It's 2083 and the mean streets of New York City haven't gotten any kinder. Gangs rule the buroughs, making violent crime a daily battle. With water rationing, food shortages, constant changes in the law, and few police officers left to enforce them, the bankrupt city's become a bleak, dangerous place to live. Residents can't even turn to chocolate for consolation, since that's been outlawed along with caffeine, cell phones with cameras and a million other things. Still, it's not like 16-year-old Anya Balanchine's being forced to hunt other teens in a treacherous arena or marry a stranger against her will - her life really is fairly routine.
As routine as life gets for the teenage daughter of New York City's most notorious crime boss, anyway.

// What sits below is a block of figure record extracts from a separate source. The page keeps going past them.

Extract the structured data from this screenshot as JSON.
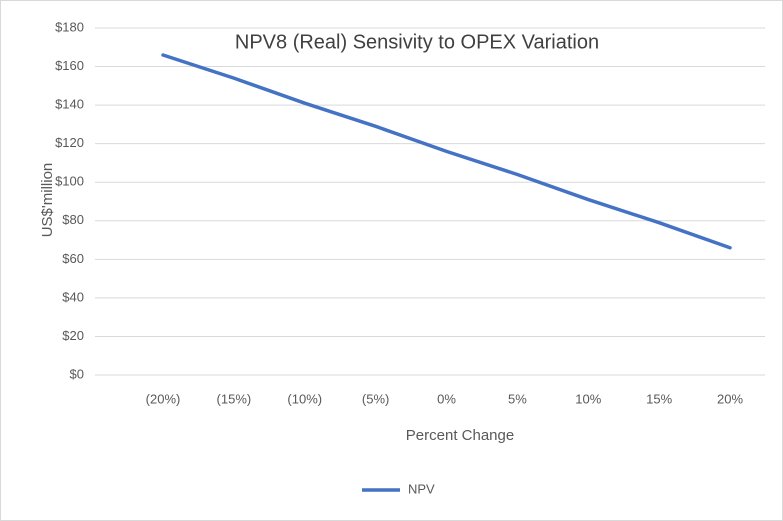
{
  "chart_data": {
    "type": "line",
    "title": "NPV8 (Real) Sensivity to OPEX Variation",
    "x_label": "Percent Change",
    "y_label": "US$'million",
    "categories": [
      "(20%)",
      "(15%)",
      "(10%)",
      "(5%)",
      "0%",
      "5%",
      "10%",
      "15%",
      "20%"
    ],
    "series": [
      {
        "name": "NPV",
        "color": "#4472c4",
        "values": [
          166,
          154,
          141,
          129,
          116,
          104,
          91,
          79,
          66
        ]
      }
    ],
    "ylim": [
      0,
      180
    ],
    "yticks": [
      {
        "value": 0,
        "label": "$0"
      },
      {
        "value": 20,
        "label": "$20"
      },
      {
        "value": 40,
        "label": "$40"
      },
      {
        "value": 60,
        "label": "$60"
      },
      {
        "value": 80,
        "label": "$80"
      },
      {
        "value": 100,
        "label": "$100"
      },
      {
        "value": 120,
        "label": "$120"
      },
      {
        "value": 140,
        "label": "$140"
      },
      {
        "value": 160,
        "label": "$160"
      },
      {
        "value": 180,
        "label": "$180"
      }
    ],
    "grid": true,
    "legend": "bottom"
  }
}
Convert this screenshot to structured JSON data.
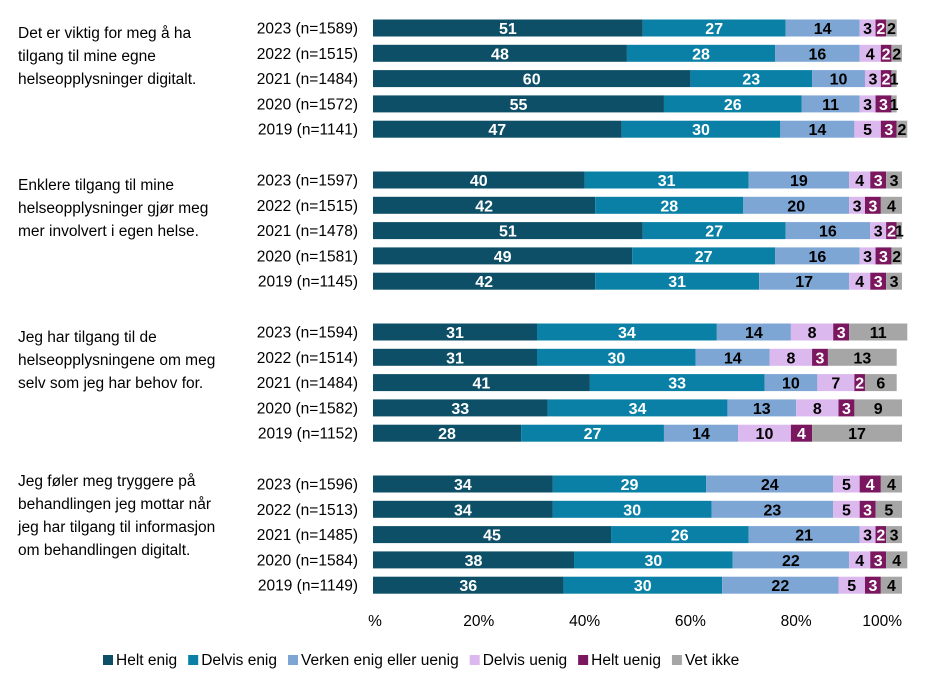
{
  "chart_data": {
    "type": "bar",
    "orientation": "horizontal-stacked-100",
    "xlim": [
      0,
      100
    ],
    "x_ticks": [
      "%",
      "20%",
      "40%",
      "60%",
      "80%",
      "100%"
    ],
    "legend_position": "bottom",
    "series_names": [
      "Helt enig",
      "Delvis enig",
      "Verken enig eller uenig",
      "Delvis uenig",
      "Helt uenig",
      "Vet ikke"
    ],
    "series_colors": [
      "#0e4f68",
      "#0a80a6",
      "#7ea6d5",
      "#dbb9ee",
      "#7a175f",
      "#a6a6a6"
    ],
    "label_colors": [
      "#ffffff",
      "#ffffff",
      "#000000",
      "#000000",
      "#ffffff",
      "#000000"
    ],
    "groups": [
      {
        "question": "Det er viktig for meg å ha tilgang til mine egne helseopplysninger digitalt.",
        "rows": [
          {
            "label": "2023 (n=1589)",
            "values": [
              51,
              27,
              14,
              3,
              2,
              2
            ]
          },
          {
            "label": "2022 (n=1515)",
            "values": [
              48,
              28,
              16,
              4,
              2,
              2
            ]
          },
          {
            "label": "2021 (n=1484)",
            "values": [
              60,
              23,
              10,
              3,
              2,
              1
            ]
          },
          {
            "label": "2020 (n=1572)",
            "values": [
              55,
              26,
              11,
              3,
              3,
              1
            ]
          },
          {
            "label": "2019 (n=1141)",
            "values": [
              47,
              30,
              14,
              5,
              3,
              2
            ]
          }
        ]
      },
      {
        "question": "Enklere tilgang til mine helseopplysninger gjør meg mer involvert i egen helse.",
        "rows": [
          {
            "label": "2023 (n=1597)",
            "values": [
              40,
              31,
              19,
              4,
              3,
              3
            ]
          },
          {
            "label": "2022 (n=1515)",
            "values": [
              42,
              28,
              20,
              3,
              3,
              4
            ]
          },
          {
            "label": "2021 (n=1478)",
            "values": [
              51,
              27,
              16,
              3,
              2,
              1
            ]
          },
          {
            "label": "2020 (n=1581)",
            "values": [
              49,
              27,
              16,
              3,
              3,
              2
            ]
          },
          {
            "label": "2019 (n=1145)",
            "values": [
              42,
              31,
              17,
              4,
              3,
              3
            ]
          }
        ]
      },
      {
        "question": "Jeg har tilgang til de helseopplysningene om meg selv som jeg har behov for.",
        "rows": [
          {
            "label": "2023 (n=1594)",
            "values": [
              31,
              34,
              14,
              8,
              3,
              11
            ]
          },
          {
            "label": "2022 (n=1514)",
            "values": [
              31,
              30,
              14,
              8,
              3,
              13
            ]
          },
          {
            "label": "2021 (n=1484)",
            "values": [
              41,
              33,
              10,
              7,
              2,
              6
            ]
          },
          {
            "label": "2020 (n=1582)",
            "values": [
              33,
              34,
              13,
              8,
              3,
              9
            ]
          },
          {
            "label": "2019 (n=1152)",
            "values": [
              28,
              27,
              14,
              10,
              4,
              17
            ]
          }
        ]
      },
      {
        "question": "Jeg føler meg tryggere på behandlingen jeg mottar når jeg har tilgang til informasjon om behandlingen digitalt.",
        "rows": [
          {
            "label": "2023 (n=1596)",
            "values": [
              34,
              29,
              24,
              5,
              4,
              4
            ]
          },
          {
            "label": "2022 (n=1513)",
            "values": [
              34,
              30,
              23,
              5,
              3,
              5
            ]
          },
          {
            "label": "2021 (n=1485)",
            "values": [
              45,
              26,
              21,
              3,
              2,
              3
            ]
          },
          {
            "label": "2020 (n=1584)",
            "values": [
              38,
              30,
              22,
              4,
              3,
              4
            ]
          },
          {
            "label": "2019 (n=1149)",
            "values": [
              36,
              30,
              22,
              5,
              3,
              4
            ]
          }
        ]
      }
    ]
  }
}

Anya's life has already been ripped apart by her association (however innocent) with "the family." Her parents are dead - both murdered by hitmen - leaving Anya to deal with her ailing grandmother, her brain-injured older brother, and her vulnerable younger sister pretty much on her own. Her mafiya relations have done quite enough damage; she wants nothing more to do with them. Ever. She'd like to shuck the whole Balanchine legacy, go to college in some faraway city, and live happily ever after in some anonymous place where no one knows her. If only her siblings didn't need her so much. If only she wasn't next in line to inherit her family's chocolate-manufacturing business. If only she wasn't Anya Balanchine.
But she is.
So, she'll deal with her siblings, her lowlife mafiya relatives, and the fallout from being a mobster's daughter. Which means that when her jerky ex-boyfriend lands in the hospital after illegally consuming Balanchine chocolate, Anya takes the blame. But she's not as guilty as her surname would suggest. In fact, she's perfectly innocent, she just has to prove it. To clear her name, she'll have to take on the most feared family in New York City - her own.

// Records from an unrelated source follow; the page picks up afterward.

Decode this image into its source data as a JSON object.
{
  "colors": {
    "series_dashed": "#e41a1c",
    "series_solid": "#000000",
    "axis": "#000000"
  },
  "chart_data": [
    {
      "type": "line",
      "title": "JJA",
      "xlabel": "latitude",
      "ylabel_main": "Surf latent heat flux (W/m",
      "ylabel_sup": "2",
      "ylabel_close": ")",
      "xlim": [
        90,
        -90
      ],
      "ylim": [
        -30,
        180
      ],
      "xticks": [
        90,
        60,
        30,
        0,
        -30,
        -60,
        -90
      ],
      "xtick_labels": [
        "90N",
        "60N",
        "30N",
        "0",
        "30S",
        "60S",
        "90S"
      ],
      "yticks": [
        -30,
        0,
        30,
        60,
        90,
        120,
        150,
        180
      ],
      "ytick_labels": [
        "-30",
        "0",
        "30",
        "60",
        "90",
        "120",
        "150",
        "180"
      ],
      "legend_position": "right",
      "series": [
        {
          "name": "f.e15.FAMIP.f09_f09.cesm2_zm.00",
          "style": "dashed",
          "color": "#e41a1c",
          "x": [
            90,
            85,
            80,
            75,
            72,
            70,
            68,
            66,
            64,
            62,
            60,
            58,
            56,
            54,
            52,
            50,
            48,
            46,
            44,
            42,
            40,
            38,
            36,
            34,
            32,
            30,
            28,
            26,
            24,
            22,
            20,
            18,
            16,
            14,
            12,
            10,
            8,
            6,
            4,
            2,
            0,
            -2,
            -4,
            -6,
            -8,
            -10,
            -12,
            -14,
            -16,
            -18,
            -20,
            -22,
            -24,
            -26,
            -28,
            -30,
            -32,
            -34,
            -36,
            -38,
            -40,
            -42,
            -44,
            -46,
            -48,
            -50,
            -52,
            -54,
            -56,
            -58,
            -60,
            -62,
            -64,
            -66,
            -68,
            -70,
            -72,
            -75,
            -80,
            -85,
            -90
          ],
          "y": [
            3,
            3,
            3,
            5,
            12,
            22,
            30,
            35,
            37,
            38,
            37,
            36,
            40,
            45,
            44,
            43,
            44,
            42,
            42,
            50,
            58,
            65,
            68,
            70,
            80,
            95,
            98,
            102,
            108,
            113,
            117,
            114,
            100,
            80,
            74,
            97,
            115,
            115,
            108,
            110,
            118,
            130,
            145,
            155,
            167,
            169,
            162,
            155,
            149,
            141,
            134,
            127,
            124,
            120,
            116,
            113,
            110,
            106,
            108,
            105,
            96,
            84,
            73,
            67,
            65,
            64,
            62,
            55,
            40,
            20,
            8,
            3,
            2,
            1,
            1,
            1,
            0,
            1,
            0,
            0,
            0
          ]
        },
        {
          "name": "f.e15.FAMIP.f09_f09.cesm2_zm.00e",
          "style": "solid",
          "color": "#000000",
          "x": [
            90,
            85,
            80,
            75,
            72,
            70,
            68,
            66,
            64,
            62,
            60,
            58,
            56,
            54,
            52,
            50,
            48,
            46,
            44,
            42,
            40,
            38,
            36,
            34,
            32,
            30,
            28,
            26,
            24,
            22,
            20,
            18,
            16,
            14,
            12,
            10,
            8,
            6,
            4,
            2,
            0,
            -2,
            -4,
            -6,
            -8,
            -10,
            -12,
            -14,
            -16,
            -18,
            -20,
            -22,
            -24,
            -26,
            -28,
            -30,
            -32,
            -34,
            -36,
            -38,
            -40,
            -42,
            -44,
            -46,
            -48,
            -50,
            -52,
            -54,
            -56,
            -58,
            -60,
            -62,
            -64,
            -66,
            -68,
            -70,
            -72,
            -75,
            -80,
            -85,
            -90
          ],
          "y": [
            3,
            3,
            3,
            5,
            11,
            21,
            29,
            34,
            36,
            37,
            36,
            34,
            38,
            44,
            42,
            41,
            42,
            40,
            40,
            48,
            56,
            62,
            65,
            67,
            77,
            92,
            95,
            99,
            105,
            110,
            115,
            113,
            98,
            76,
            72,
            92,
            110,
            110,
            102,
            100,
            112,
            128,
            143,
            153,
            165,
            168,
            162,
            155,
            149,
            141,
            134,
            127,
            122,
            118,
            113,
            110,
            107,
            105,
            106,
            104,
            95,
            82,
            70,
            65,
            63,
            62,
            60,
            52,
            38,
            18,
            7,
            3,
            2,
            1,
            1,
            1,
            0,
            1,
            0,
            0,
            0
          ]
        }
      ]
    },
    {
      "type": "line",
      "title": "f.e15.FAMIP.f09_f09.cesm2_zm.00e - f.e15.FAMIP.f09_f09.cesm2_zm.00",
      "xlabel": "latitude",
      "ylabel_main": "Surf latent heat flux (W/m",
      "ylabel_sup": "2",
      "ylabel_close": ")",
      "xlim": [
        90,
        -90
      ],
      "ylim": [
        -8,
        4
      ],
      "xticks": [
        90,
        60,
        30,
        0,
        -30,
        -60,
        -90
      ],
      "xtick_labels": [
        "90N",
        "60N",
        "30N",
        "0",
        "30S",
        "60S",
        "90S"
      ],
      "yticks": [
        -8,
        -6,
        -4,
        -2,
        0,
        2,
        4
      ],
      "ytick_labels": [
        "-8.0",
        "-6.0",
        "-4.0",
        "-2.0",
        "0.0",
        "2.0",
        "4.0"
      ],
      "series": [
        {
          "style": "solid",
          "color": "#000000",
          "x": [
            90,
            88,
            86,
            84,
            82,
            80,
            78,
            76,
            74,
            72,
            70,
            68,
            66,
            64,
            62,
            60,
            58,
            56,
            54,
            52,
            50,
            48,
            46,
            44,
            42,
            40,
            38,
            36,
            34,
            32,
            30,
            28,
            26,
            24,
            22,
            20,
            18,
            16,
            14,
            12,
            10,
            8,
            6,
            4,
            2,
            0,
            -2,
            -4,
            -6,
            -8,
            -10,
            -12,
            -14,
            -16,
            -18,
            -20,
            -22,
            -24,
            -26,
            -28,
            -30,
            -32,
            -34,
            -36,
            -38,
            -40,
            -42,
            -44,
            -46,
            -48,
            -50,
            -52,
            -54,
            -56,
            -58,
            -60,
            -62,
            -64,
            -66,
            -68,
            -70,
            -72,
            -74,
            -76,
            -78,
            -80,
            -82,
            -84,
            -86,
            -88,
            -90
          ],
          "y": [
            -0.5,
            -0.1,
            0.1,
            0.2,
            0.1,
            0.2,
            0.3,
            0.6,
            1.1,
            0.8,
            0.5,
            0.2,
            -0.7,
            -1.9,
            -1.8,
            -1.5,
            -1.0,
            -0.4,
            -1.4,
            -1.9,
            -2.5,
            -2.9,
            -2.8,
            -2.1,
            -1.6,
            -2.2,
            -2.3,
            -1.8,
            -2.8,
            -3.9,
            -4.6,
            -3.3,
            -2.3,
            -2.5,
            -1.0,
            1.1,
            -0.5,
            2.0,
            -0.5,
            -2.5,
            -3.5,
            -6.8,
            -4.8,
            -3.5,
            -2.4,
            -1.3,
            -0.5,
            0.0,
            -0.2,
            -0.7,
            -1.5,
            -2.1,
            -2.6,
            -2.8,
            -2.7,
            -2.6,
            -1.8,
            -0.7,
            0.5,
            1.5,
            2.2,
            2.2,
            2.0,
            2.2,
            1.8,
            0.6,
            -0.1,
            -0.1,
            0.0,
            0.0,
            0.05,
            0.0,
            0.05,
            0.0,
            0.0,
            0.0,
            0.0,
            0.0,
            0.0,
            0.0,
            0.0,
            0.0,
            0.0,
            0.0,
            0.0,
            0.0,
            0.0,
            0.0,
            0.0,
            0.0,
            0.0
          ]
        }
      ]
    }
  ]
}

All These Things I've Done (available September 6), the first book in a new YA trilogy by Gabrielle Zevin, introduces a gutsy heroine with an irresistible voice. It's impossible not to root for Anya as she takes on the tough-as-nails world of organized crime in an effort to save herself and what's left of her family. I had a few issues with the book (Don't I always?), but mostly I just enjoyed this romp through one of the scariest dystopian societies I've ever enountered (No chocolate? Terrifying.). Seriously, though, I loved the originality of the novel's premise, most of the characters, and even the forbidden romance between Anya and the assistant DA's son (although Win could use some roughing up - he's a little too perfect). All These Things I've Done hasn't even come out yet, but I'm already aching for a sequel. Write like the wind, Gabrielle!
If this were a movie, it would be rated: PG-13 for language (no F-bombs), violence, and a little bit of sexual content/innuendo
To the FTC, with love: I received an ARC of All These Things I've Done from the generous folks at Macmillan/Farrar, Straus and Giroux. Thank you!